Credit spreads on senior floating rate notes issued by South Africa’s banks are currently compressed (55bps – 130bps), resulting in very thin real yields. Spreads on Tier 2 and additional Tier 1 floating rate notes are also compressed (140bps – 240bps and 140bps – 400bps respectively), resulting in reasonable to decent real yields, but at elevated risk due to deteriorating loan quality and profitability in the banks.

Other fixed income assets

Preference shares have been negatively impacted by falling interest rates, resulting in lower prices, but these are not low enough to provide the necessary yields above our fair value hurdle rates. Property stocks were hit hard by the COVID-19 crisis, with certain segments (logistics) outperforming others (retail, commercial and office). Although prices have adjusted lower to accommodate the deteriorating fundamentals of impaired balance sheets and income streams, the high levels of economic uncertainty prevent us from allocating these assets to funds with short-term investment horizons.

Range of outcomes and possible left-field events

In assessing the investment opportunities on offer, Northstar considers a range of potential outcomes. In addition to the base case discussed above, our bull and bear cases are as follows:

Chart 4: Fixed coupon and inflation-linked bond yield curves vs one-year exit yields

Source: Inet Bridge, JSE & Northstar

Chart 4 shows the relative values of fixed coupon (blue line) and inflation-linked (turquoise line) government bond nominal yields against Northstar’s bear, base and bull case fixed coupon bond exit yields (grey lines) over a period of one year.

The chart shows good value in the 6- to 11-year maturity fixed coupon bonds and in the 1- to 5-year maturity inflation-linked bonds, where exit yields are expected to be lower than current yields. Because the value and yield of bonds move inversely, higher yields mean the bonds are available at lower prices.

The large red dot in the chart highlights the maturity (3.7 years) and yield (6.3%) for the Northstar SCI Income Fund, taking note that these metrics include the Fund’s 14% global cash holdings, which offset the majority of interest rate risk in the portfolio.

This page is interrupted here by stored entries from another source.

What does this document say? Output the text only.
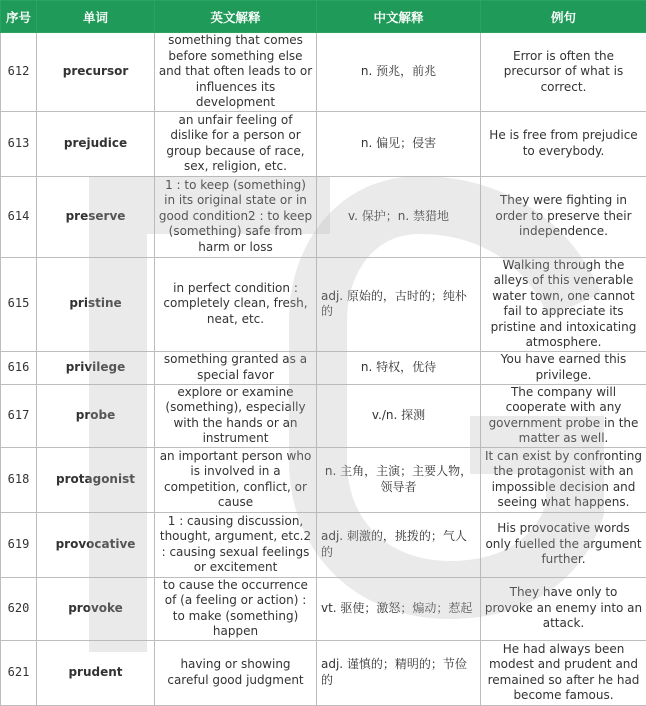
序号	单词	英文解释	中文解释	例句
612	precursor	something that comes before something else and that often leads to or influences its development	n. 预兆，前兆	Error is often the precursor of what is correct.
613	prejudice	an unfair feeling of dislike for a person or group because of race, sex, religion, etc.	n. 偏见；侵害	He is free from prejudice to everybody.
614	preserve	1 : to keep (something) in its original state or in good condition2 : to keep (something) safe from harm or loss	v. 保护；n. 禁猎地	They were fighting in order to preserve their independence.
615	pristine	in perfect condition : completely clean, fresh, neat, etc.	adj. 原始的，古时的；纯朴的	Walking through the alleys of this venerable water town, one cannot fail to appreciate its pristine and intoxicating atmosphere.
616	privilege	something granted as a special favor	n. 特权，优待	You have earned this privilege.
617	probe	explore or examine (something), especially with the hands or an instrument	v./n. 探测	The company will cooperate with any government probe in the matter as well.
618	protagonist	an important person who is involved in a competition, conflict, or cause	n. 主角，主演；主要人物，领导者	It can exist by confronting the protagonist with an impossible decision and seeing what happens.
619	provocative	1 : causing discussion, thought, argument, etc.2 : causing sexual feelings or excitement	adj. 刺激的，挑拨的；气人的	His provocative words only fuelled the argument further.
620	provoke	to cause the occurrence of (a feeling or action) : to make (something) happen	vt. 驱使；激怒；煽动；惹起	They have only to provoke an enemy into an attack.
621	prudent	having or showing careful good judgment	adj. 谨慎的；精明的；节俭的	He had always been modest and prudent and remained so after he had become famous.
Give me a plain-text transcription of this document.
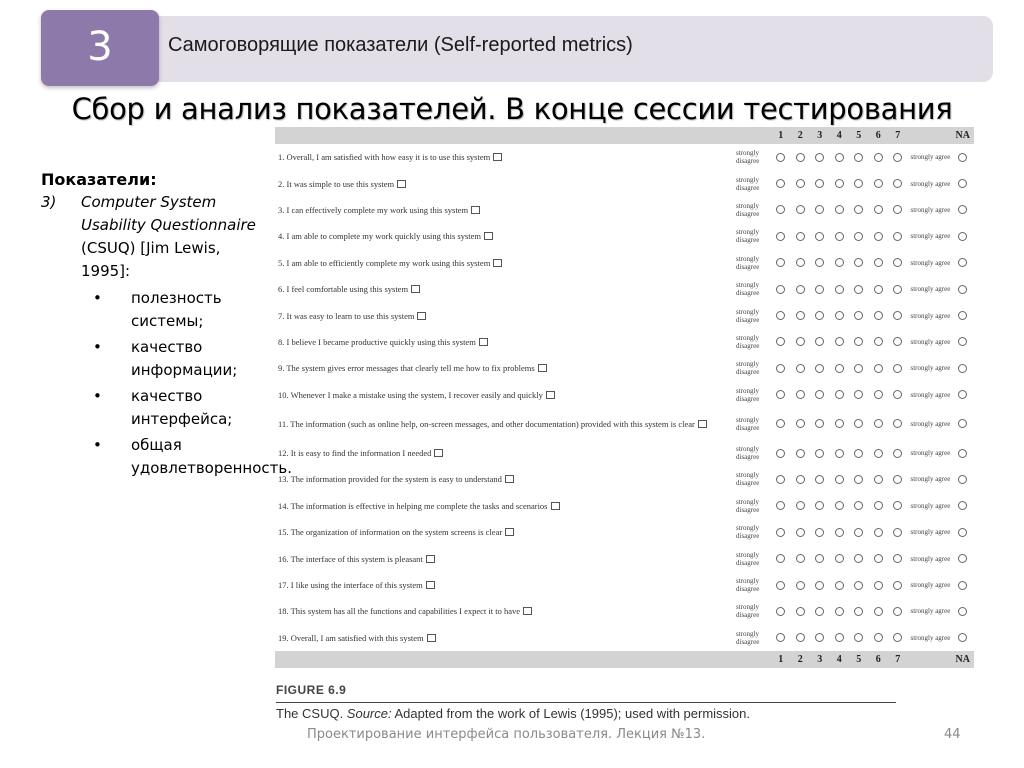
3	Самоговорящие показатели (Self-reported metrics)
Сбор и анализ показателей. В конце сессии тестирования
Показатели:
3) Computer System Usability Questionnaire (CSUQ) [Jim Lewis, 1995]:
• полезность системы;
• качество информации;
• качество интерфейса;
• общая удовлетворенность.
1	2	3	4	5	6	7	NA
1. Overall, I am satisfied with how easy it is to use this system	strongly disagree	strongly agree
2. It was simple to use this system	strongly disagree	strongly agree
3. I can effectively complete my work using this system	strongly disagree	strongly agree
4. I am able to complete my work quickly using this system	strongly disagree	strongly agree
5. I am able to efficiently complete my work using this system	strongly disagree	strongly agree
6. I feel comfortable using this system	strongly disagree	strongly agree
7. It was easy to learn to use this system	strongly disagree	strongly agree
8. I believe I became productive quickly using this system	strongly disagree	strongly agree
9. The system gives error messages that clearly tell me how to fix problems	strongly disagree	strongly agree
10. Whenever I make a mistake using the system, I recover easily and quickly	strongly disagree	strongly agree
11. The information (such as online help, on-screen messages, and other documentation) provided with this system is clear	strongly disagree	strongly agree
12. It is easy to find the information I needed	strongly disagree	strongly agree
13. The information provided for the system is easy to understand	strongly disagree	strongly agree
14. The information is effective in helping me complete the tasks and scenarios	strongly disagree	strongly agree
15. The organization of information on the system screens is clear	strongly disagree	strongly agree
16. The interface of this system is pleasant	strongly disagree	strongly agree
17. I like using the interface of this system	strongly disagree	strongly agree
18. This system has all the functions and capabilities I expect it to have	strongly disagree	strongly agree
19. Overall, I am satisfied with this system	strongly disagree	strongly agree
1	2	3	4	5	6	7	NA
FIGURE 6.9
The CSUQ. Source: Adapted from the work of Lewis (1995); used with permission.
Проектирование интерфейса пользователя. Лекция №13.	44
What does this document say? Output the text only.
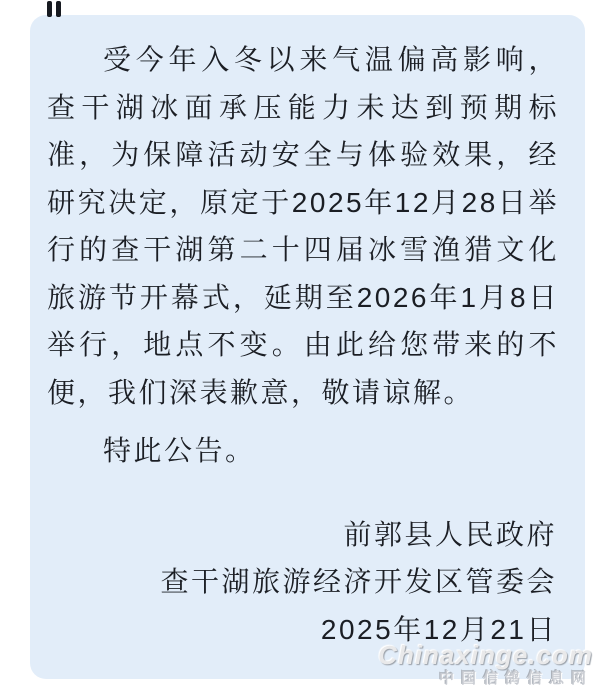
受今年入冬以来气温偏高影响，查干湖冰面承压能力未达到预期标准，为保障活动安全与体验效果，经研究决定，原定于2025年12月28日举行的查干湖第二十四届冰雪渔猎文化旅游节开幕式，延期至2026年1月8日举行，地点不变。由此给您带来的不便，我们深表歉意，敬请谅解。

特此公告。

前郭县人民政府
查干湖旅游经济开发区管委会
2025年12月21日
Chinaxinge.com
中国信鸽信息网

We believe that the Northstar SCI Income Fund’s asset allocation, curve positioning and credit exposure are appropriate given the current performance drivers and valuations, point in the interest rate cycle, prevailing macroeconomic conditions and fiscal dynamics. This positions the Fund well to continue to outperform its benchmark and meet the return objectives for our clients.


*SCI refers to Sanlam Collective Investments
¹The Goldman Sachs Commodity index has risen from a low of 228 on 21 April 2020 to the latest high of 491 on 5 March 2021, a 115% gain over the period.